One of the unusual denominations of the Byzantine system was the 30-nummi piece (3/4-follis) shown above. In this case, its denomination is indicated with the Greek Λ, which equated 30. This example was struck at Constantinople under Heraclius and Heraclius Constantine (613-641 CE).
The 20-nummi coin, shown above, was commonly called a half-follis. This example was struck by Anastasius at Constantinople, with the “K” on the reverse being the Greek equivalent of 20.
The Byzantine 10-nummi coin was commonly called a decanummium. Shown above is one struck by Anastasius at Constantinople, with the “I” being the Greek equivalent of 10.
Smaller yet was the 5-nummi, called a pentanummium. The example illustrated above was struck by Anastasius at Constantinople, with the “E” being the Greek equivalent of 5.
Nummus of Justin I (518-527 CE)
Smallest of all was the nummus. In most cases, the reverse of this denomination bears a royal monogram or some other design; however, some are denominated with an “A”, the Greek alphabetic equivalent of 1. Shown above is an example of Justin I (518-527 CE) from the mint at Thessalonica.
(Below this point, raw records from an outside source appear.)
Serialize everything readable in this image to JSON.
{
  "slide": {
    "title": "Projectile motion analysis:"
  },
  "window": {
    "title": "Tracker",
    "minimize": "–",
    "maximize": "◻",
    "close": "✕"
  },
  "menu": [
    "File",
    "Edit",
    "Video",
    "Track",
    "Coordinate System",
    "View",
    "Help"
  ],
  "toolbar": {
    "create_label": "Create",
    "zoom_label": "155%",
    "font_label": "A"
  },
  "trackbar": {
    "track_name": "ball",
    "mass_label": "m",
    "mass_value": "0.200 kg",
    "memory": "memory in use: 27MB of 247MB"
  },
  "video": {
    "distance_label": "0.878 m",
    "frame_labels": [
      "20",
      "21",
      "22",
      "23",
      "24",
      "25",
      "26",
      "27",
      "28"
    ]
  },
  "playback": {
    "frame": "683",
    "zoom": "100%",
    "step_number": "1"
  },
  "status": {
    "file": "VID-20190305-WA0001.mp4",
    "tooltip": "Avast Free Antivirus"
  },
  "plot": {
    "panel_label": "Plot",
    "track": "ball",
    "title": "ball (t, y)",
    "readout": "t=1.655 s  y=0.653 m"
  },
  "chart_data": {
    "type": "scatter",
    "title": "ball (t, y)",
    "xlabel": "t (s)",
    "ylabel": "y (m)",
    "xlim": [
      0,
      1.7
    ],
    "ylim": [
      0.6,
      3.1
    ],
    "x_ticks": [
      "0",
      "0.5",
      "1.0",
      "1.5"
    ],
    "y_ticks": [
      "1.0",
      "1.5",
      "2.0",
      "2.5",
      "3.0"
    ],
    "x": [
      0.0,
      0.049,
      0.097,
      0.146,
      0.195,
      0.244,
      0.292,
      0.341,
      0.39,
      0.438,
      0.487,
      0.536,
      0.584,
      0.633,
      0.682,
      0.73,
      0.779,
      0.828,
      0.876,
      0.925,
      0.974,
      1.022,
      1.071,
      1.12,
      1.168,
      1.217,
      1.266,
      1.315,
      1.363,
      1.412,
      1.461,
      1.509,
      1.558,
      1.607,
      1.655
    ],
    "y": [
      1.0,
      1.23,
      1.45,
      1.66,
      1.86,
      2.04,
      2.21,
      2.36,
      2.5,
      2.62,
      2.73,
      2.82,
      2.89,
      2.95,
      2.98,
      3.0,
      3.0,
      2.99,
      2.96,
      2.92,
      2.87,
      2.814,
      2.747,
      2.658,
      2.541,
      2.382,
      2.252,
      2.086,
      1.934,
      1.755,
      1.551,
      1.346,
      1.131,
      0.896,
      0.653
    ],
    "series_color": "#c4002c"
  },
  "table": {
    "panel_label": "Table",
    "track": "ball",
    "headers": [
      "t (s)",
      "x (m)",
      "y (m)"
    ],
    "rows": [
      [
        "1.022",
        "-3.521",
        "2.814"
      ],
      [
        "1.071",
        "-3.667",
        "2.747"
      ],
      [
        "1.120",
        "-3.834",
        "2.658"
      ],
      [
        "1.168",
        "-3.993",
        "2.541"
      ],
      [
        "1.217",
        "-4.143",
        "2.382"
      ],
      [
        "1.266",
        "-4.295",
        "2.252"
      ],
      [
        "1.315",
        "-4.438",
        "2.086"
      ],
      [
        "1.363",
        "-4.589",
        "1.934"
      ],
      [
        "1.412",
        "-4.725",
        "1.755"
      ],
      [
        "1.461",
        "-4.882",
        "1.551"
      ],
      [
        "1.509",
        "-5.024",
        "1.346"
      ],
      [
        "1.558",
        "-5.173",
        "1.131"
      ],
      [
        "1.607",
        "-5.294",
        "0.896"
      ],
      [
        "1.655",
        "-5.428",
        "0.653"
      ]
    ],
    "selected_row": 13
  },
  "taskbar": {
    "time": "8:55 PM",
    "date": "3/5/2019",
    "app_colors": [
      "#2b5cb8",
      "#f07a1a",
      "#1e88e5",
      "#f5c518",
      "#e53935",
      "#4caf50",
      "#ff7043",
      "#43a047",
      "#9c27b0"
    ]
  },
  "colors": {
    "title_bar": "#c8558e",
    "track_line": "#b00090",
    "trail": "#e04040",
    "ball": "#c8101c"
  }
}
So much for the standard issues of Byzantine bronzes with ‘Greek’ denomination marks. There still remains, however, a great deal of variety in denominated Byzantine bronzes, including some standard denominations that bear Latin denomination markers in place of Greek.
Latin formulas for denominations were used at Rome and Carthage, and sometimes at Ravenna, Constantinople and Thessalonica. Below are several examples.
40-nummi of Phocas (602-610 CE)
Shown above is a 40-nummi (follis) of Phocas (602-610 CE), who at the mint of Cyzicus issued this follis with the Latin XXXX indicating its valuation as 40 nummi.
30-nummi issued for Tiberius II Constantine (578-582 CE)
An example of the unusual 30-nummi piece (3/4-follis), issued for Tiberius II Constantine (578-582 CE) at the Cyzicus mint, is shown above. Its denomination is indicated with the Latin XXX.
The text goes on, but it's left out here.